Hayat Nasıl Daha Güzel Olurdu?


Hiç düşündünüz mü, bugüne kadar ne çok karar almış ve ne çok karardan vazgeçmişizdir? Hayatımızı, kararlarımızı, duygularımızı ne kadar ertelemişizdir sizce? Nedendir bu vazgeçişler, erteleyişler? Cevabı çok açık: Cesaret, motivasyon ve inanç eksikliği.
Çocukların inanç ve cesareti yetişkinlerde olsa!..
Eminim ki pek çoğunuz hadi canım cesaretim yerinde ama şartlar, istedim ama olmadı gibi ‘ama’sı bol bahanelerinizi aklınızdan geçirdiniz. O halde sizi hep 8 yaşında kalacak olan bir çocukla Alexandra Scott ile tanıştırayım.

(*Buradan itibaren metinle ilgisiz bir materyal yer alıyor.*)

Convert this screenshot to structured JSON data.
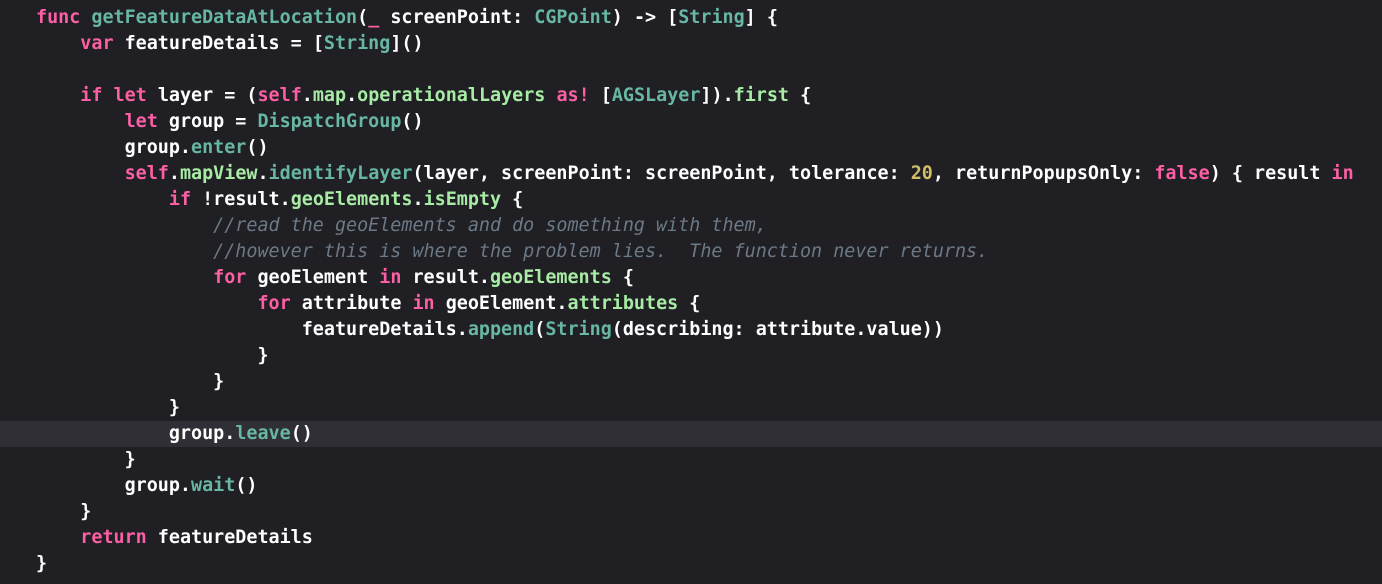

Alex, 18 Ocak 1996 yılında dünyaya gözlerini açtı ve daha bir yaşındayken çocuk kanserine (nöroblastom) yakalandı. Henüz dört yaşındayken o küçücük bedeni tam yedi ameliyat geçirmiş, tümör alınmış ve kök hücre nakli yapılmıştı. Ama Alex yürüyemiyordu ve ölüm riski ile yaşamak zorundaydı.
Doktoruna kendisini neden iyileştiremediklerini sordu. Doktor ‘Daha bir tedavi yöntemi bulamadık’ dedi. Alex, neden bir yöntem bulamadıklarını sorduğunda ise yeterli maddi kaynak, fon olmadığı için yeteri kadar araştırma yapamadıklarını öğrendi. Alex, o anda karar verdi kendisine ve kendisi gibi olan çocuklara ışık olmaya.
Bir hafta sonra hastaneden taburcu olurken annesinin kulağına fısıldadı:
“Anne ben kanser araştırmaları için nasıl para bulacağımı biliyorum. Limonata satacağım ve biriktirdiğim para ile bütün kanserli çocukları kurtaracağım.”
Annesi Alex’in neler yapabileceğinden habersiz, umudunu ve cesaretini kırmasın diye bu fikre sıcak baktı.
Markete gidildi, limonlar alındı ve limonatalar yapıldı. Alex’in babası bir tezgâh satın aldı ve evlerinin önüne bir limonata tezgâhı kurdular. Alex bardağı 50 Cente limonataları satmaya başladı.
İşler daha ilk günden harika gitmişti ve Alex ilk gün 1200 Dolar kazanmıştı; çünkü çoğu müşteri 50 Centlik limonata için 20 veya 50 Dolar vermişti. Alex her gün aynı inanç ve umutla geçti tezgâhının başına ve her geçen gün kazancı arttı. Bu kazancın arkasında elbette Alex’in girişimci zekâsı, inancı ve umudu vardı.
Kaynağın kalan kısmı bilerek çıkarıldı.